I have not seen anything explaining this on any donation web sites.
Any person making a donation is doing it from the heart, to help others, but I feel this rule is penalising people
with limited funds. To summerise, a person with a good income gets tax relief, a person with limited funds does not.
@renard don’t hesitate to add information to your earlier comments, to help me understand. But likewise, don’t expect everyone to agree with you when you post a topic on a discussion website!
I can’t see how @renard was expecting everyone to agree with him.
But I can see how his conclusion about tax refunds could have been reached.

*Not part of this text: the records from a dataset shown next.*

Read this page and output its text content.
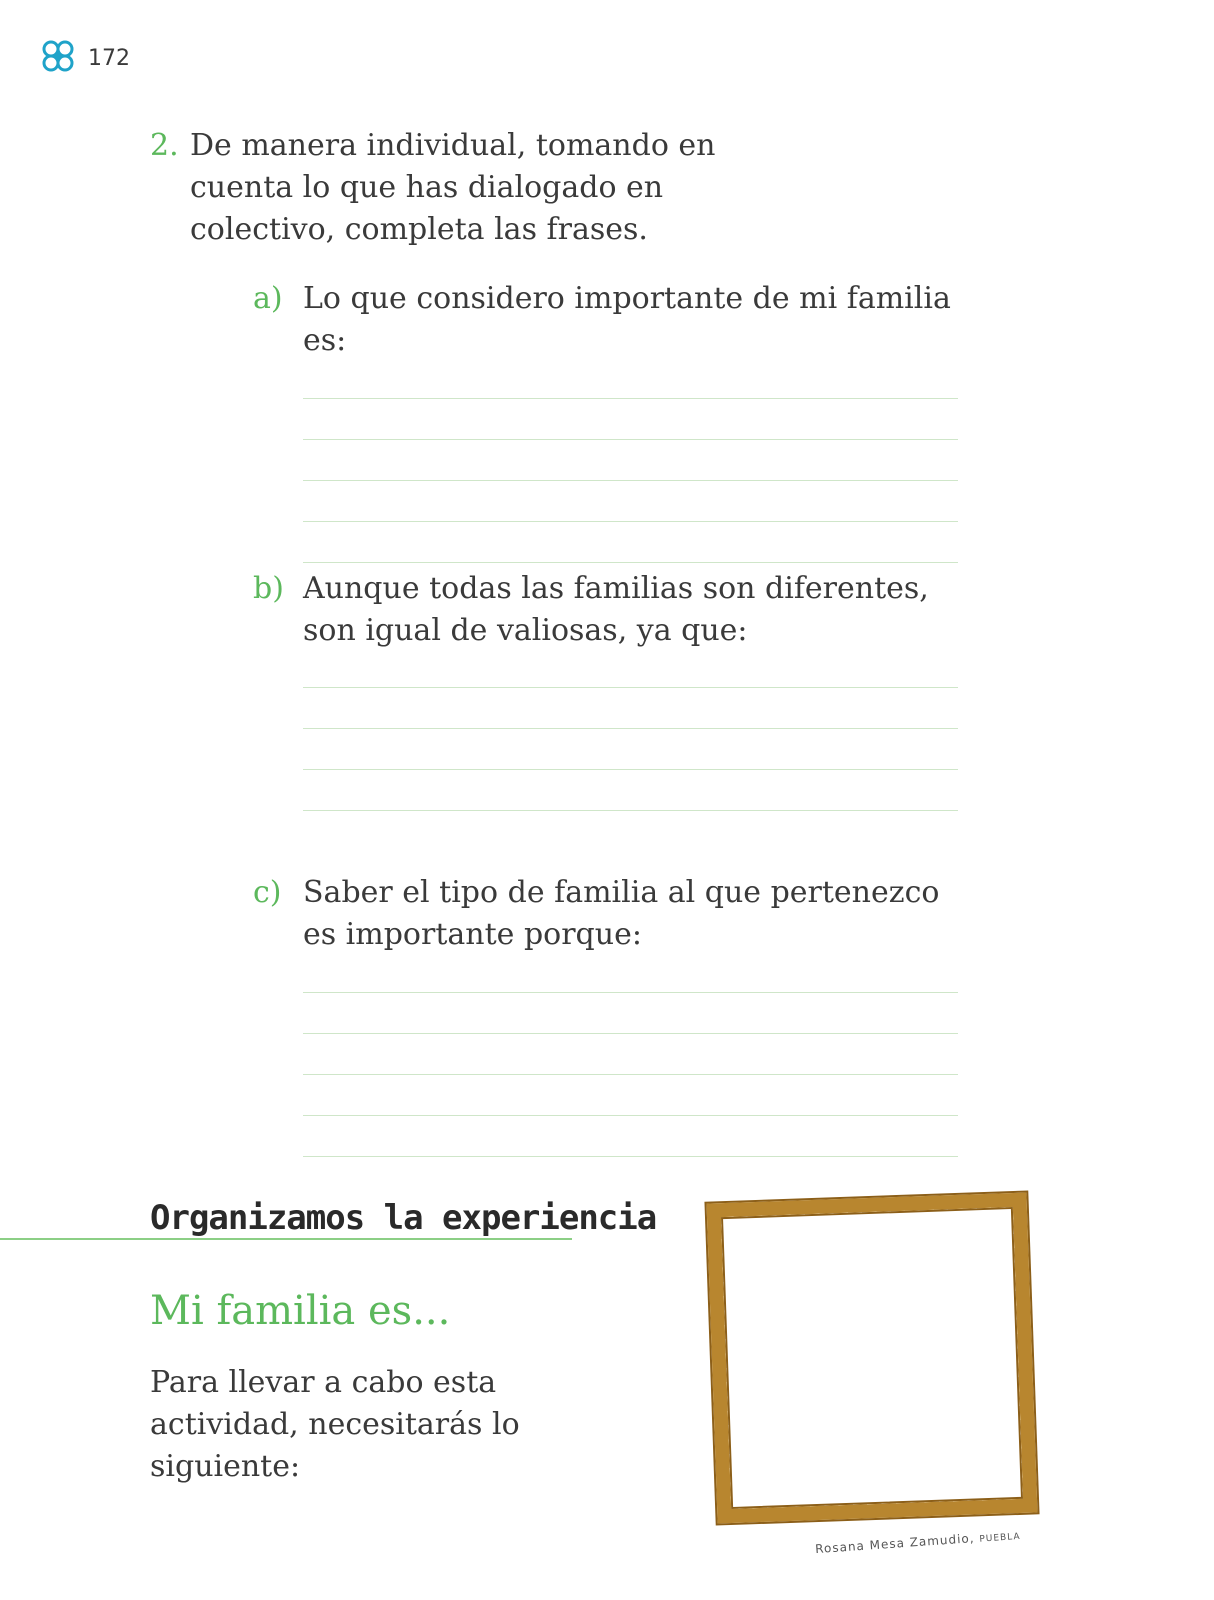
172
2. De manera individual, tomando en cuenta lo que has dialogado en colectivo, completa las frases.
a) Lo que considero importante de mi familia es:
b) Aunque todas las familias son diferentes, son igual de valiosas, ya que:
c) Saber el tipo de familia al que pertenezco es importante porque:
Organizamos la experiencia
Mi familia es...
Para llevar a cabo esta actividad, necesitarás lo siguiente:
Rosana Mesa Zamudio, PUEBLA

If the situation is the same as in the UK charitable donations are tax exempt. So if a tax payer makes a donation then the tax paid on that income is due back to the donor (or - in the UK - there’s a thing called “Gift Aid” whereby it is added to the donation).
If someone who’s income is low enough makes a donation no tax was ever paid so no refund is due.
It is not that “a person with a good income gets tax relief, a person with limited funds does not”, even if it feels that way.
I don’t. I posted so people were made aware . Years ago I bought a central heating boiler and received some money back from the tax authorities. By cheque.
I was not paying tax then either. As the web site did not specify that only those paying tax would receive a percentage back from their donation it would be fair to think that would include me.
Yes and no!
I pay ´tax’ in the form of social charges on earned income but there have been several years (especially when the children were still attached to our household for tax purposes) that we didn’t pay any income tax.
And that was when I made and deducted charitable donations.
It was the same when certain home improvements attracted a tax credit, In my case I bought a wood burner and despite not paying tax, I received a credit.
Things may have changed re donations but worth investigating ?
I have just looked at the gouv.fr site and if you are making a French tax return you should include your donation and it will be deducted / credited depending on personal circumstances.
Hello Cat, that was what happened with me, bought a central heating boiler and received a cheque from impots. As someone else responded I didn’t make a donation to get money back. That isn’t the point. Its a kind of discrimination. Low income , bigger outlay compared to a person paying tax. That’s how I feel about it, right or wrong.
I have made another donation to the research charity so it didn’t prevent me from donating. Stroke research , as my wife suffered a catastrophic stroke.
The French system - you can count charitable donations against your tax paid, and get a reduction - is certainly far inferior to the UK GiftAid scheme, where the organisation itself gets the tax benefit itself, rather than the benefit accruing to the donor.
The more I think about it, the weirder the French system seems. It makes the giving of a gift transactional.
It’s a wider philosophical point, but does it echo the old RC church idea of indulgences?